Ditadura, só de fotógrafos, disse general a dias do golpe de 64
O general Amauri Kruel e o ministro da Justiça de Jango, Abelardo Jurema, no dia em que Kruel fez graça com fotógrafos (Folhapress)
Folha
Fábio Marton
A ideia veio da angustiante especulação sobre qual seria a real posição das Forças Armadas numa possibilidade de golpe. Resolvi descobrir o que diziam os generais à beira do golpe de 1964. Particularmente, queria saber das possíveis (e prováveis) garantias dos generais de que não haveria golpe. Fiz isso por uma pesquisa no Acervo Folha.
Saí frustrado. “Golpe” nas notícias de então era só de esquerda: o golpe que supostamente o presidente João Goulart estaria prestes a dar em si próprio. Com uma irônica exceção:
Recorte da Folha em 21/03/1964, a 10 dias do golpe militar (Acervo Folha)
O porta-voz dos EUA garantia que o país era contra golpes. O final é profético: “Só saberemos a política de [Lindon] Johnson [presidente dos EUA] a respeito da democracia na América – disse um diplomata – quando houver um golpe de Estado”. Dias depois, os EUA mandariam um porta-aviões na direção do Brasil, para ajudar o grupo golpista numa possível guerra civil. A ajuda da Operação Brother Sam, como foi chamada, não foi necessária.
O mais perto de “garantia” que consegui encontrar por parte de militares brasileiros foi uma nota curtíssima, no dia anterior:
Recorte da Folha
Recorte da primeira página da Folha em 20/03/1964 (Acervo Folha)
Em 17 de março, num encontro com o ministro da Justiça de Jango, Abelardo Jurema, o general Amauri Kruel, responsável pelo II Exército, sediado em São Paulo, teve que posar mais de uma vez para a foto (a que abre a matéria) retratando a suposta paz entre o Poder Executivo e os militares. Jurema falou que estavam se submetendo a uma “ditadura dos fotógrafos” e Kruel se saiu, sorrindo, com: “É a única ditadura que nós admitimos no país”.
Amauri Kruel aderiria ao golpe algo relutantemente: ligou duas vezes para Jango para tentar convencê-lo a excluir a esquerda do governo como forma de ter sua fidelidade. Segundo o depoimento do coronel do Exército reformado Erimá Pinheiro Moreira à Comissão da Verdade em 2014, Kruel foi subornado pela Fiesp (Federação das Indústrias do Estado de São Paulo) para aderir ao golpe.

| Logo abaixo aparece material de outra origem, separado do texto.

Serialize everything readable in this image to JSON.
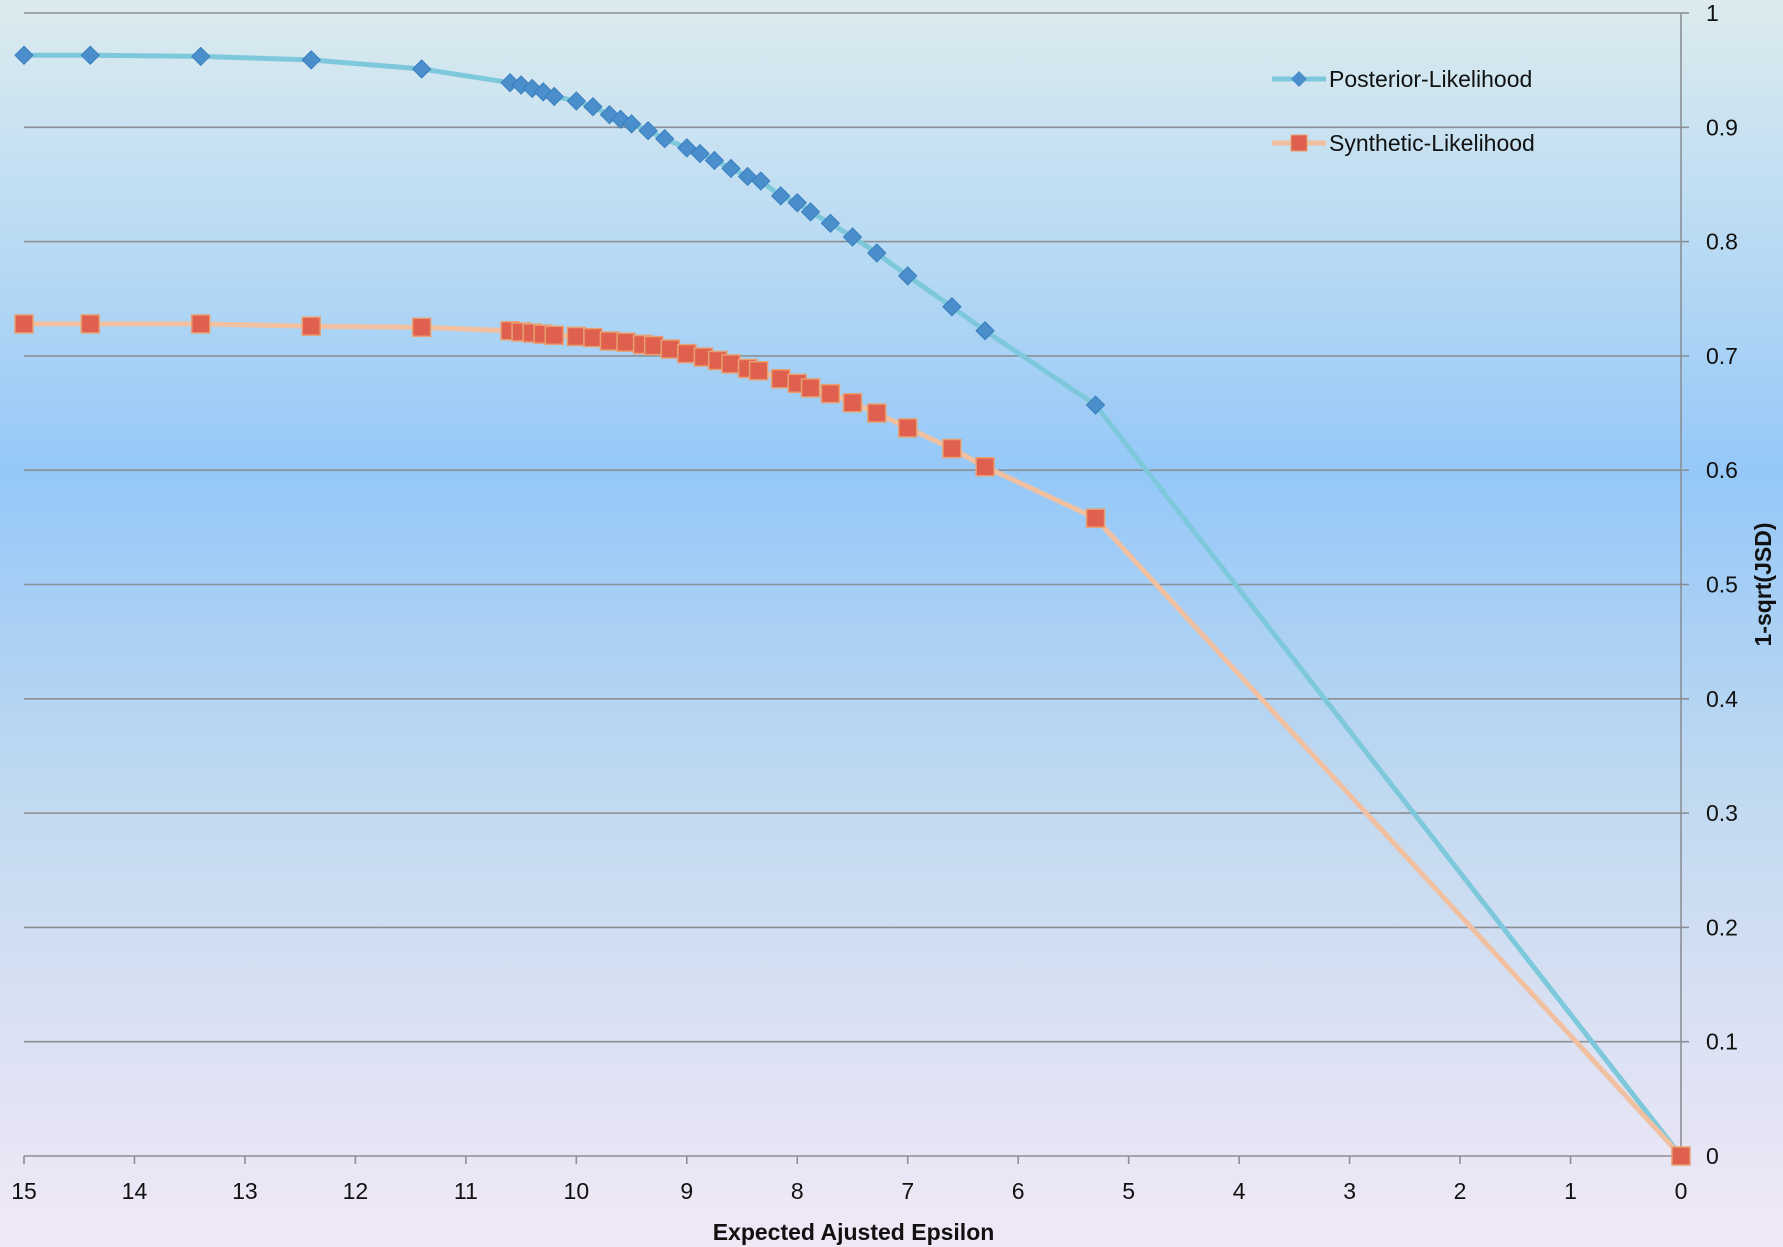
{
  "chart_data": {
    "type": "line",
    "xlabel": "Expected Ajusted Epsilon",
    "ylabel": "1-sqrt(JSD)",
    "xlim": [
      15,
      0
    ],
    "ylim": [
      0,
      1
    ],
    "x_axis_direction": "reversed",
    "y_axis_side": "right",
    "x_ticks": [
      15,
      14,
      13,
      12,
      11,
      10,
      9,
      8,
      7,
      6,
      5,
      4,
      3,
      2,
      1,
      0
    ],
    "y_ticks": [
      0,
      0.1,
      0.2,
      0.3,
      0.4,
      0.5,
      0.6,
      0.7,
      0.8,
      0.9,
      1
    ],
    "grid": "horizontal",
    "legend_position": "top-right",
    "series": [
      {
        "name": "Posterior-Likelihood",
        "color": "#7ec8dc",
        "marker_color": "#4a8fcc",
        "marker": "diamond",
        "points": [
          [
            15.0,
            0.963
          ],
          [
            14.4,
            0.963
          ],
          [
            13.4,
            0.962
          ],
          [
            12.4,
            0.959
          ],
          [
            11.4,
            0.951
          ],
          [
            10.6,
            0.939
          ],
          [
            10.5,
            0.937
          ],
          [
            10.4,
            0.934
          ],
          [
            10.3,
            0.931
          ],
          [
            10.2,
            0.927
          ],
          [
            10.0,
            0.923
          ],
          [
            9.85,
            0.918
          ],
          [
            9.7,
            0.911
          ],
          [
            9.6,
            0.907
          ],
          [
            9.5,
            0.903
          ],
          [
            9.35,
            0.897
          ],
          [
            9.2,
            0.89
          ],
          [
            9.0,
            0.882
          ],
          [
            8.88,
            0.877
          ],
          [
            8.75,
            0.871
          ],
          [
            8.6,
            0.864
          ],
          [
            8.45,
            0.857
          ],
          [
            8.33,
            0.853
          ],
          [
            8.15,
            0.84
          ],
          [
            8.0,
            0.834
          ],
          [
            7.88,
            0.826
          ],
          [
            7.7,
            0.816
          ],
          [
            7.5,
            0.804
          ],
          [
            7.28,
            0.79
          ],
          [
            7.0,
            0.77
          ],
          [
            6.6,
            0.743
          ],
          [
            6.3,
            0.722
          ],
          [
            5.3,
            0.657
          ],
          [
            0.0,
            0.0
          ]
        ]
      },
      {
        "name": "Synthetic-Likelihood",
        "color": "#f0c0a0",
        "marker_color": "#e06050",
        "marker": "square",
        "points": [
          [
            15.0,
            0.728
          ],
          [
            14.4,
            0.728
          ],
          [
            13.4,
            0.728
          ],
          [
            12.4,
            0.726
          ],
          [
            11.4,
            0.725
          ],
          [
            10.6,
            0.722
          ],
          [
            10.5,
            0.721
          ],
          [
            10.4,
            0.72
          ],
          [
            10.3,
            0.719
          ],
          [
            10.2,
            0.718
          ],
          [
            10.0,
            0.717
          ],
          [
            9.85,
            0.716
          ],
          [
            9.7,
            0.713
          ],
          [
            9.55,
            0.712
          ],
          [
            9.4,
            0.71
          ],
          [
            9.3,
            0.709
          ],
          [
            9.15,
            0.706
          ],
          [
            9.0,
            0.702
          ],
          [
            8.85,
            0.699
          ],
          [
            8.72,
            0.696
          ],
          [
            8.6,
            0.693
          ],
          [
            8.45,
            0.689
          ],
          [
            8.35,
            0.687
          ],
          [
            8.15,
            0.68
          ],
          [
            8.0,
            0.676
          ],
          [
            7.88,
            0.672
          ],
          [
            7.7,
            0.667
          ],
          [
            7.5,
            0.659
          ],
          [
            7.28,
            0.65
          ],
          [
            7.0,
            0.637
          ],
          [
            6.6,
            0.619
          ],
          [
            6.3,
            0.603
          ],
          [
            5.3,
            0.558
          ],
          [
            0.0,
            0.0
          ]
        ]
      }
    ]
  }
}
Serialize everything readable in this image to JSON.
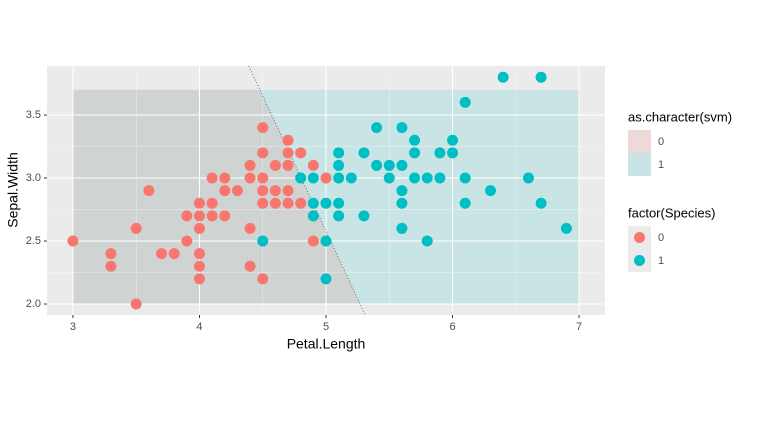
{
  "chart_data": {
    "type": "scatter",
    "xlabel": "Petal.Length",
    "ylabel": "Sepal.Width",
    "xlim": [
      2.795,
      7.205
    ],
    "ylim": [
      1.913,
      3.889
    ],
    "xticks": [
      3,
      4,
      5,
      6,
      7
    ],
    "yticks": [
      {
        "value": 2,
        "label": "2.0"
      },
      {
        "value": 2.5,
        "label": "2.5"
      },
      {
        "value": 3,
        "label": "3.0"
      },
      {
        "value": 3.5,
        "label": "3.5"
      }
    ],
    "grid": true,
    "region": {
      "xlim": [
        3,
        7
      ],
      "ylim": [
        2,
        3.7
      ]
    },
    "boundary": {
      "x": [
        4.39,
        5.31
      ],
      "y": [
        3.889,
        1.913
      ]
    },
    "fill_legend": {
      "title": "as.character(svm)",
      "entries": [
        {
          "name": "0",
          "color": "#F8766D"
        },
        {
          "name": "1",
          "color": "#00BFC4"
        }
      ]
    },
    "legend_title": "factor(Species)",
    "series": [
      {
        "name": "0",
        "color": "#F8766D",
        "x": [
          3.0,
          3.3,
          3.3,
          3.5,
          3.5,
          3.6,
          3.7,
          3.8,
          3.9,
          3.9,
          4.0,
          4.0,
          4.0,
          4.0,
          4.0,
          4.0,
          4.1,
          4.1,
          4.1,
          4.2,
          4.2,
          4.2,
          4.3,
          4.4,
          4.4,
          4.4,
          4.4,
          4.5,
          4.5,
          4.5,
          4.5,
          4.5,
          4.5,
          4.6,
          4.6,
          4.6,
          4.7,
          4.7,
          4.7,
          4.7,
          4.7,
          4.8,
          4.8,
          4.9,
          4.9,
          5.0
        ],
        "values": [
          2.5,
          2.4,
          2.3,
          2.0,
          2.6,
          2.9,
          2.4,
          2.4,
          2.5,
          2.7,
          2.3,
          2.2,
          2.4,
          2.6,
          2.7,
          2.8,
          2.8,
          3.0,
          2.7,
          3.0,
          2.9,
          2.7,
          2.9,
          3.1,
          3.0,
          2.6,
          2.3,
          3.4,
          3.2,
          3.0,
          2.9,
          2.8,
          2.2,
          3.1,
          2.9,
          2.8,
          3.3,
          3.2,
          3.1,
          2.9,
          2.8,
          3.2,
          2.8,
          3.1,
          2.5,
          3.0
        ]
      },
      {
        "name": "1",
        "color": "#00BFC4",
        "x": [
          4.8,
          4.9,
          4.9,
          4.9,
          4.5,
          5.0,
          5.0,
          5.0,
          5.1,
          5.1,
          5.1,
          5.1,
          5.1,
          5.2,
          5.3,
          5.3,
          5.4,
          5.4,
          5.5,
          5.5,
          5.6,
          5.6,
          5.6,
          5.6,
          5.6,
          5.7,
          5.7,
          5.7,
          5.8,
          5.8,
          5.9,
          5.9,
          6.0,
          6.0,
          6.1,
          6.1,
          6.1,
          6.3,
          6.4,
          6.6,
          6.7,
          6.7,
          6.9
        ],
        "values": [
          3.0,
          3.0,
          2.8,
          2.7,
          2.5,
          2.8,
          2.5,
          2.2,
          3.2,
          3.1,
          3.0,
          2.8,
          2.7,
          3.0,
          3.2,
          2.7,
          3.4,
          3.1,
          3.1,
          3.0,
          3.4,
          3.1,
          2.9,
          2.8,
          2.6,
          3.3,
          3.2,
          3.0,
          3.0,
          2.5,
          3.2,
          3.0,
          3.3,
          3.2,
          3.6,
          3.0,
          2.8,
          2.9,
          3.8,
          3.0,
          3.8,
          2.8,
          2.6
        ]
      }
    ]
  }
}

Se Kruel estava sendo sincero com Jango, sua condição tinha dois nomes: Jango devia remover do governo o chefe da Casa Civil, Darcy Ribeiro, e ninguém menos que Abelardo Jurema, o ministro da Justiça com quem havia posado sorridente duas semanas antes. Após o golpe, o ministro teria seus direitos políticos cassados, pelo AI-1, e seguiria para o exílio. Isso torna a foto e a frase simbólicas.
Todo historiador sabe que é um erro pegar exemplos históricos para falar do presente. O que fiz foi uma pesquisa despretensiosa e primordial, que serve para um post, não uma tese. Mas, se esse pequeno achado ilustra alguma coisa, é a relação dos militares com o regime que criaram. Diz algo sobre a negação da natureza do regime pelos militares na época, tentando manter uma fachada democrática. E dos militares até hoje em admitir que “ditadura” é a palavra para o que seu regime foi.